Congress in each of the past two years killed the proposal, which was opposed by agribusiness and shipping interests who stood to lose business, even as it won support from liberal Democrats like Reps. Barney Frank of Massachusetts and Earl Blumenauer of Oregon - generally not a set of lawmakers found in the president's corner.
But there are signs that the frozen politics of the issue are beginning to thaw, especially as evidence of flaws in the current aid system increases.
A Government Accountability Office report released on the eve of this conference described in stark detail a system rife with inefficiencies: The amount of food shipped over the past five years has fallen by half as shipping and other logistical costs have soared. Only a little more than a third of federal food aid spending actually buys food. The United States feeds about 70 million people a year now instead of the more than 100 million it fed five years ago.
And experts worry that the food aid budget will feed even fewer of the world's 850 million hungry people as soaring demand for corn to make ethanol drives up the cost of that staple, a mainstay of food aid programs.
This year, some farm state lawmakers are for the first time considering backing a pilot program to test buying food overseas. Rep. Jo Ann Emerson, a Missouri Republican on the Agricultural Subcommittee of the House Appropriations Committee, opposes major changes in food aid, but, she said, "doing a small demonstration is fine with me."
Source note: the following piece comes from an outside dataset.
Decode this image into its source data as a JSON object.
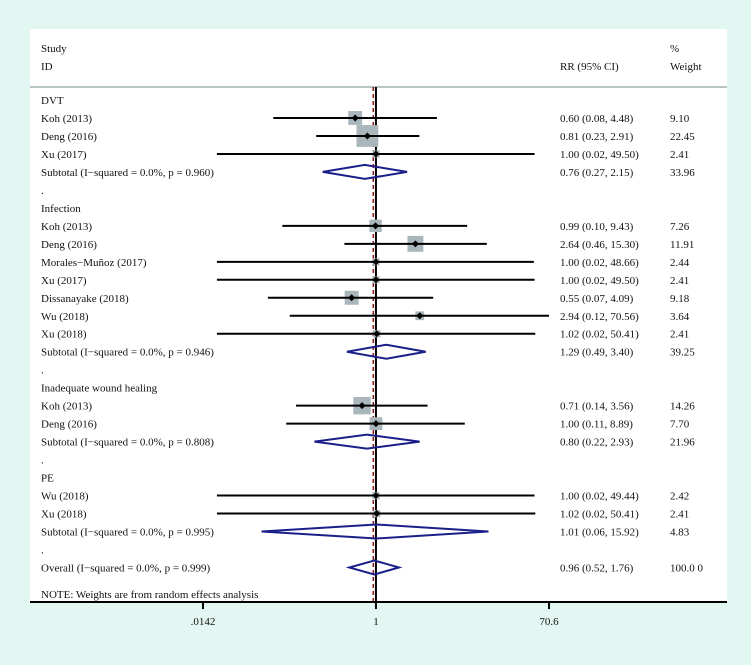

And some influential supporters of the administration's more ambitious proposal are speaking out. Former President Bill Clinton recently said at a fundraiser for Bread for the World, a Christian group that lobbies on hunger issues, that it was to Bush's "everlasting credit" that he had proposed buying food aid in poor countries. Such a policy had never crossed his mind when he was president, Clinton said, but he thought it was a great way to help farmers in Africa and buy food more efficiently.
And while an alliance of 15 nonprofit groups involved in food aid has endorsed only a pilot program for local purchase, Catholic Relief Services, which has a million donors and links with 13,000 parishes, has embraced the administration's proposal. Addressing hundreds of people assembled at the conference, Ken Hackett, president of the agency, which is a major player in food aid, declared, "CRS supports the administration's request for greater flexibility through local purchase."
At perhaps no time since the government's food aid program was created during the Eisenhower administration over a half-century ago has there been more ferment about its future among scholars, politicians and advocates for the poor.
Over the years, the farm programs evolved, and the government shifted to buying virtually all food on the open market, but the requirement that it be grown in the United States never changed. In recent years, the United States has bought more than half the food for its aid programs from just four agribusinesses and their subsidiaries: Archer Daniels Midland, Cargill, Bunge and Cal Western Packaging, according to the Agriculture Department.
Some researchers and advocates say it is time to rethink the American approach to fighting world hunger.
"Are we committed to eradicating hunger because it's feasible, not terribly expensive and our moral obligation as the richest society in human history?" asked Christopher B. Barrett, a Cornell University economist and the co-author of Food Aid After Fifty Years. "Or are we just trying to placate a few agribusiness, shipping and NGO constituencies [nongovernmental organizations] with a handout?"